Apple iPhone 15 Pro customers starting at from £999, and the larger iPhone 15 Pro Max, which costs £1,119, have complained on customer forums, Twitter and Reddit that the devices get too hot to hold during video calls, gaming or listening to music.< /p>
In a post that received more than 2,000 likes on Apple's customer forum, one customer wrote: “I recently bought a new iPhone 15 Pro Max and it gets warm even when I'm not using it.”< p>Another complained that it “gets so hot I can't even hold it for long.”
Max Weinbach, a technology analyst at Creative Strategies, tweeted that his iPhone 15 Pro Max is “too hot to hold while charging.”

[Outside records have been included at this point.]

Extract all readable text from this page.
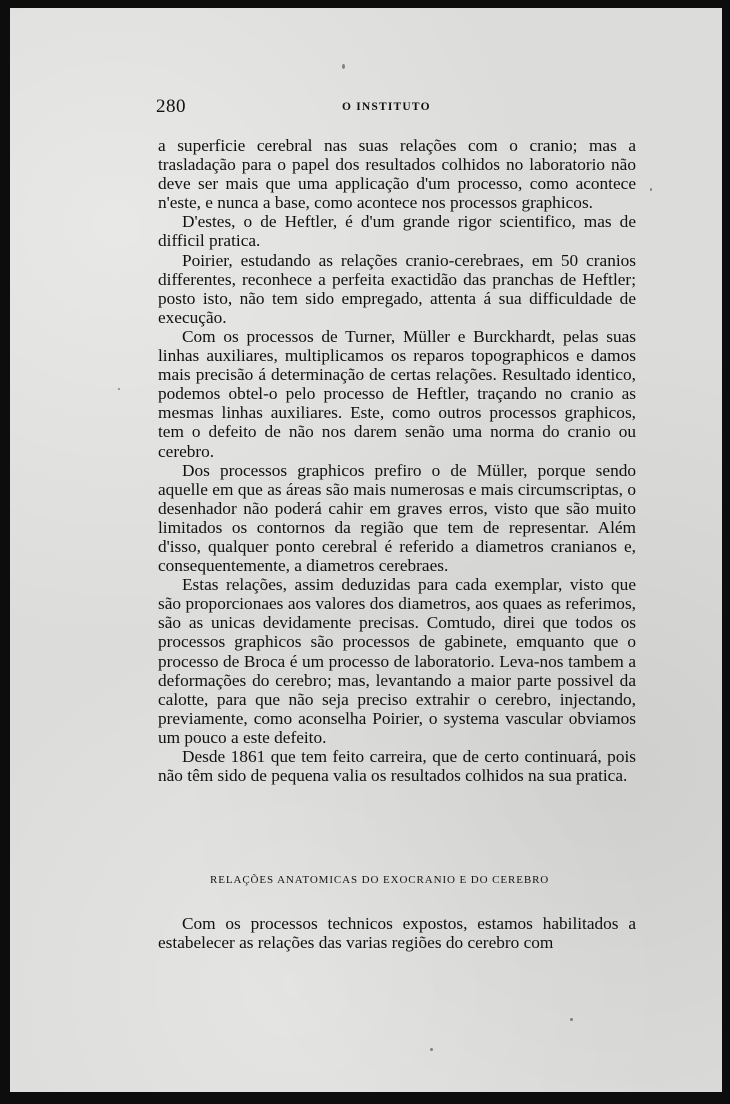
280	O INSTITUTO

a superficie cerebral nas suas relações com o cranio; mas a trasladação para o papel dos resultados colhidos no laboratorio não deve ser mais que uma applicação d'um processo, como acontece n'este, e nunca a base, como acontece nos processos graphicos.

D'estes, o de Heftler, é d'um grande rigor scientifico, mas de difficil pratica.

Poirier, estudando as relações cranio-cerebraes, em 50 cranios differentes, reconhece a perfeita exactidão das pranchas de Heftler; posto isto, não tem sido empregado, attenta á sua difficuldade de execução.

Com os processos de Turner, Müller e Burckhardt, pelas suas linhas auxiliares, multiplicamos os reparos topographicos e damos mais precisão á determinação de certas relações. Resultado identico, podemos obtel-o pelo processo de Heftler, traçando no cranio as mesmas linhas auxiliares. Este, como outros processos graphicos, tem o defeito de não nos darem senão uma norma do cranio ou cerebro.

Dos processos graphicos prefiro o de Müller, porque sendo aquelle em que as áreas são mais numerosas e mais circumscriptas, o desenhador não poderá cahir em graves erros, visto que são muito limitados os contornos da região que tem de representar. Além d'isso, qualquer ponto cerebral é referido a diametros cranianos e, consequentemente, a diametros cerebraes.

Estas relações, assim deduzidas para cada exemplar, visto que são proporcionaes aos valores dos diametros, aos quaes as referimos, são as unicas devidamente precisas. Comtudo, direi que todos os processos graphicos são processos de gabinete, emquanto que o processo de Broca é um processo de laboratorio. Leva-nos tambem a deformações do cerebro; mas, levantando a maior parte possivel da calotte, para que não seja preciso extrahir o cerebro, injectando, previamente, como aconselha Poirier, o systema vascular obviamos um pouco a este defeito.

Desde 1861 que tem feito carreira, que de certo continuará, pois não têm sido de pequena valia os resultados colhidos na sua pratica.

RELAÇÕES ANATOMICAS DO EXOCRANIO E DO CEREBRO

Com os processos technicos expostos, estamos habilitados a estabelecer as relações das varias regiões do cerebro com
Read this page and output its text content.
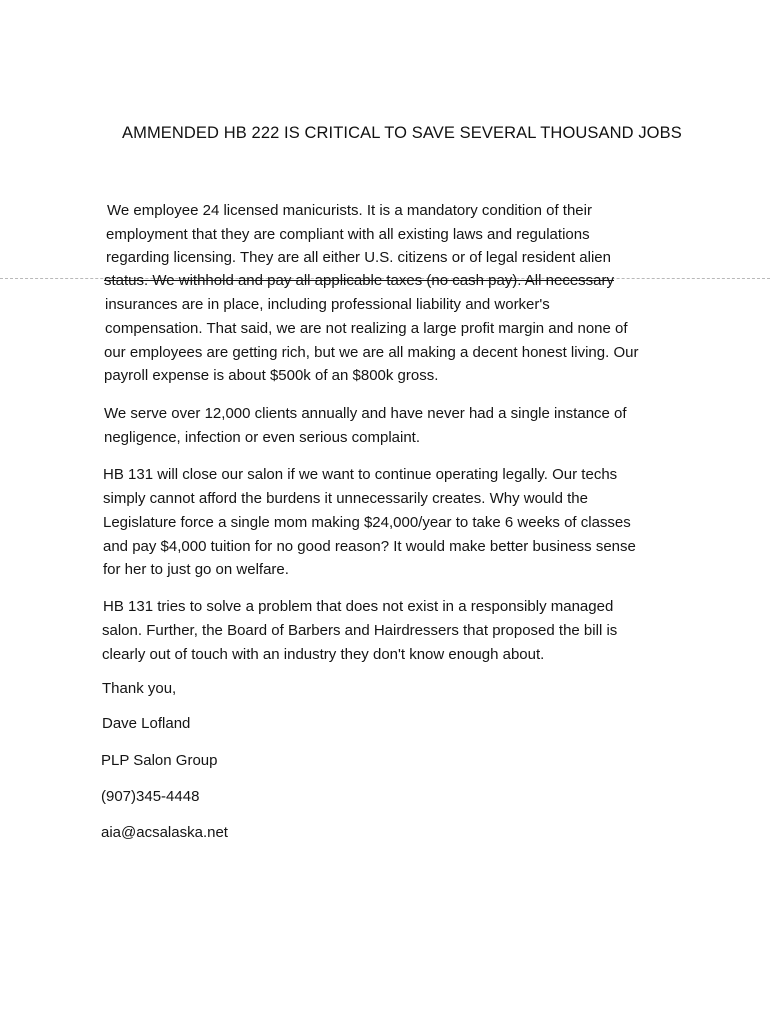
AMMENDED HB 222 IS CRITICAL TO SAVE SEVERAL THOUSAND JOBS
We employee 24 licensed manicurists. It is a mandatory condition of their
employment that they are compliant with all existing laws and regulations
regarding licensing. They are all either U.S. citizens or of legal resident alien
status. We withhold and pay all applicable taxes (no cash pay). All necessary
insurances are in place, including professional liability and worker's
compensation. That said, we are not realizing a large profit margin and none of
our employees are getting rich, but we are all making a decent honest living. Our
payroll expense is about $500k of an $800k gross.
We serve over 12,000 clients annually and have never had a single instance of
negligence, infection or even serious complaint.
HB 131 will close our salon if we want to continue operating legally. Our techs
simply cannot afford the burdens it unnecessarily creates. Why would the
Legislature force a single mom making $24,000/year to take 6 weeks of classes
and pay $4,000 tuition for no good reason? It would make better business sense
for her to just go on welfare.
HB 131 tries to solve a problem that does not exist in a responsibly managed
salon. Further, the Board of Barbers and Hairdressers that proposed the bill is
clearly out of touch with an industry they don't know enough about.
Thank you,
Dave Lofland
PLP Salon Group
(907)345-4448
aia@acsalaska.net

Ming-Chi Kuo, an Apple analyst at TF International Securities, said the overheating problem could be partly related to the company's decision to use titanium for the new phone's body.
Mr Kuo said the use of metal was one of the factors that “negatively affects thermal efficiency.”
Apple has made titanium a key selling point of its new devices, touting it as “the same alloy that is used in space the ships are used for flights to Mars.”
iPhone 15 pricing
Jeff Fieldhack, director of Counterpoint Research, said the “new aesthetic updates” have created “more incentive for users to upgrade this year.”
The overheating complaints are an unfortunate setback for the smartphone giant. The newly launched iPhones feature the company's most powerful processors and cameras yet.
Mr Kuo said designers may also have made “compromises… in thermal design to achieve a lighter weight” of the device.
Some phone reviewers have specifically expressed concerns about the phone's durability, with one YouTube reviewer breaking the glass body of the iPhone 15 Pro Max with his bare hands.
Apple's customer support page says its phones “may become warm” when they are first set up, using wireless charging or playing graphics-intensive games. Apple declined to comment.
Mr Kuo said Apple may release a software update to mitigate the overheating problem by changing the way the phone operates and therefore the amount of heat it generates.
He said the problem is not related to the phone's new microchip, which is smaller and more powerful than the microchip in previous models.
In addition, Apple chief executive Tim Cook was in London on Thursday, visiting the company's recently opened London headquarters at Battersea Power Station during a tour of Europe.
Apple said the office will house its “growing team” in the UK, where it currently has a total of 8,000 employees.
Mr Cook told the Press Association that the UK economy was “more vibrant than ever” for smartphone app development, adding that it was hiring local artificial intelligence experts.